The company in Maryland has announced promising data from early trials of the vaccine indicating that the shot is safe and effective, eliciting only mild reactions typical of other vaccines and ‘robust antibody responses’ to the coronavirus.
If it proves to be effective in Phase 3 trials, Novavax’s vaccine will have one advantage over the versions currently manufactured by Pfizer-BioNTech and Moderna, which must be frozen – in the case of Pfizer, at ultra-cold temperatures. The Novavax vials can be distributed over standard supply chains at refrigerator temperatures, without the need for special freezers.
Novavax
In addition to Pfizer and Moderna, whose vaccines have begun rolling out in the U.S. in recent weeks, there are two other vaccine developers conducting Phase 3 trials in the United States: Johnson & Johnson’s Janssen and AstraZeneca. In October, Novavax said the Phase 3 trial was experiencing delays due to problems with large-scale dose production. Unlike pharmaceutical recipes like Pfizer, Novavax relies on contractors to produce the doses.
Novavax is also one of the companies receiving an addition of funds from the Trump administration to encourage the development of vaccines, with $ 1.6 billion allocated by Operation Warp Speed over the summer.

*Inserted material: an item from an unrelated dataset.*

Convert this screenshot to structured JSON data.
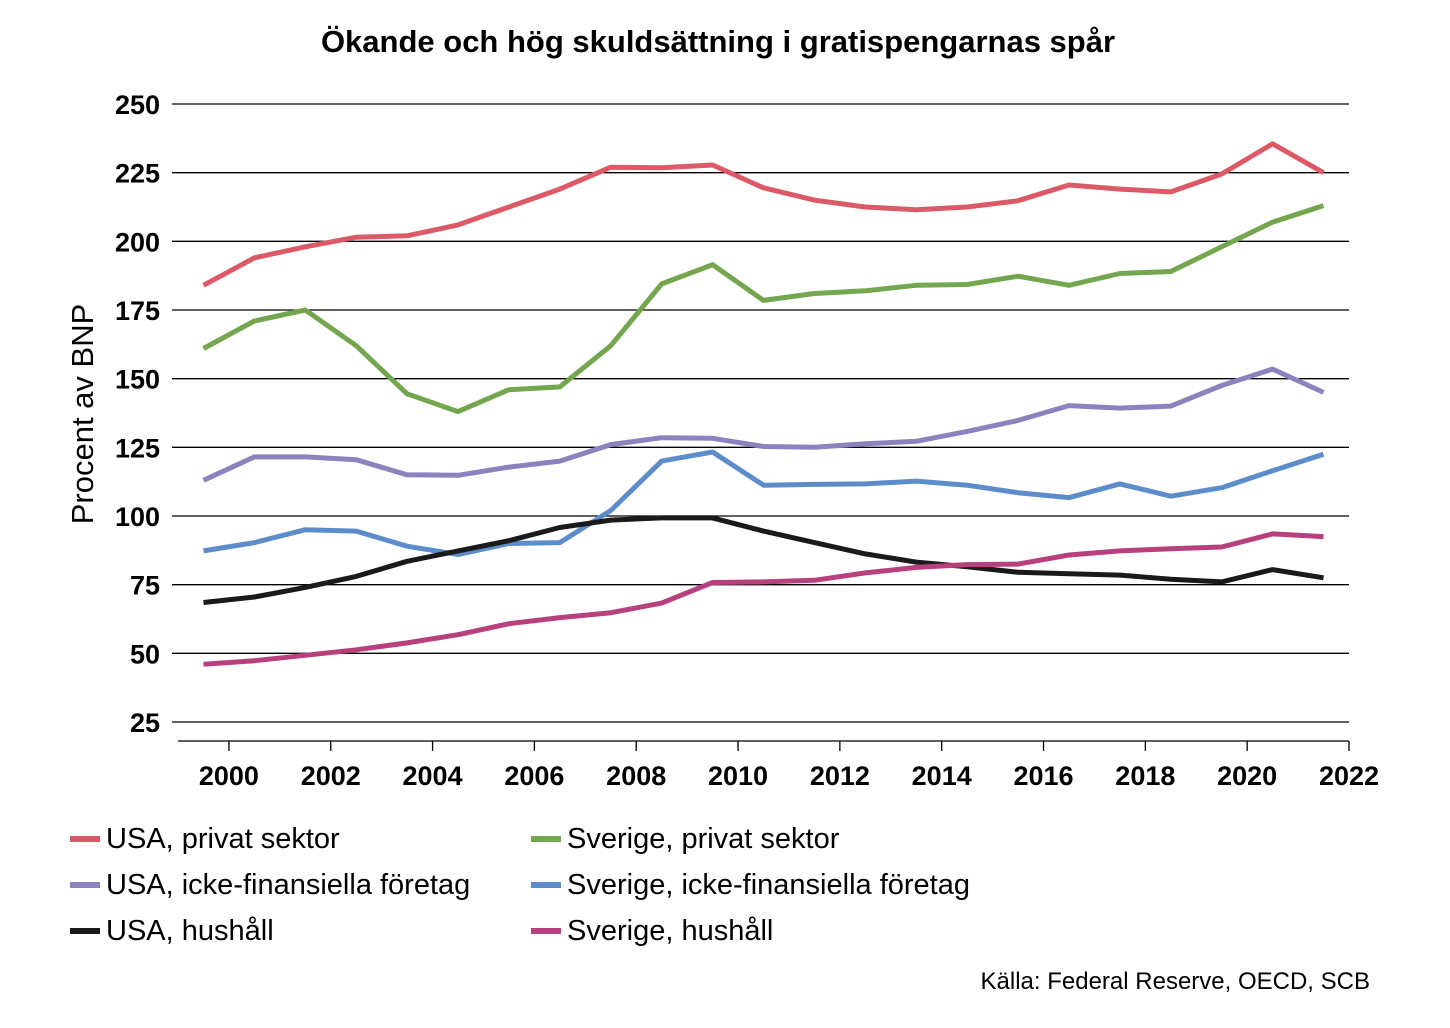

But because other vaccines are already available to the public, Novavax may face an additional hurdle as it moves into the final phase of testing.
Pfizer and Moderna attributed the great enthusiasm to participate in their trials – and the rapid spread of COVID-19 in the United States – to expedite their Phase 3 testing to completion. But in its announcement Monday, Novavax acknowledged that some Americans may be reluctant to get a placebo in the Novavax trial, instead of waiting to secure their own dose of Pfizer-BioNTech or Moderna. vaccines are now being distributed across the United States.

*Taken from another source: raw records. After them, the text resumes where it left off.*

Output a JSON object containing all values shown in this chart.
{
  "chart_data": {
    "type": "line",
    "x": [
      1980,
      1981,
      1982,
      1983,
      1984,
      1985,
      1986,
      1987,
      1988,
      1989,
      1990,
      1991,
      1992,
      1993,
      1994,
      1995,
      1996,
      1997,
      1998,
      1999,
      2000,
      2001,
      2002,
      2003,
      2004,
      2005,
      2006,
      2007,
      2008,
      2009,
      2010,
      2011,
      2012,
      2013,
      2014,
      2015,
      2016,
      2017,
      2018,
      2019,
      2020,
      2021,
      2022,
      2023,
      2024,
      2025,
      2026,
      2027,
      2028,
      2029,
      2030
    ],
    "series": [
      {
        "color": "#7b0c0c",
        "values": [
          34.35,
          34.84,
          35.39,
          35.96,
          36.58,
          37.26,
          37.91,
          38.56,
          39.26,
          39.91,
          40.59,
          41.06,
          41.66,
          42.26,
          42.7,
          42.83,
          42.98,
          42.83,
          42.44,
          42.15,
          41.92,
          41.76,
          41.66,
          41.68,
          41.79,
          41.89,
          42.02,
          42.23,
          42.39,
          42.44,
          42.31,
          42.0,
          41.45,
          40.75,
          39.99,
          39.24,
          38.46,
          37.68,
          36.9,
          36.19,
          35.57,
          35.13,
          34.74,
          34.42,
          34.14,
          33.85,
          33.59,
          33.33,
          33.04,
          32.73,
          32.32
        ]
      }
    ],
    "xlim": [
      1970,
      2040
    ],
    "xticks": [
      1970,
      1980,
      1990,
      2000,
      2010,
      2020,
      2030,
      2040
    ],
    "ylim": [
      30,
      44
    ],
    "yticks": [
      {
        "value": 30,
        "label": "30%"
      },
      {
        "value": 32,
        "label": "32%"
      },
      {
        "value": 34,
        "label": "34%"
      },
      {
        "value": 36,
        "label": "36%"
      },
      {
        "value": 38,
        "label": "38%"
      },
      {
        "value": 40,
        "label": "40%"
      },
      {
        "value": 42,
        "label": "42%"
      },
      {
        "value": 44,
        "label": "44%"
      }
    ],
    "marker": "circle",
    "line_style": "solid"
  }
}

“We realize that volunteers considering our trial may have questions about the potential impact on their ability to receive an authorized vaccine when it is available to them,” said Dr. Gregory Glenn, the firm’s president of research and development, said in a news release.
“We want to reassure participants that we are working to ensure that their involvement in our trial does not adversely affect their ability to be vaccinated at the right time.”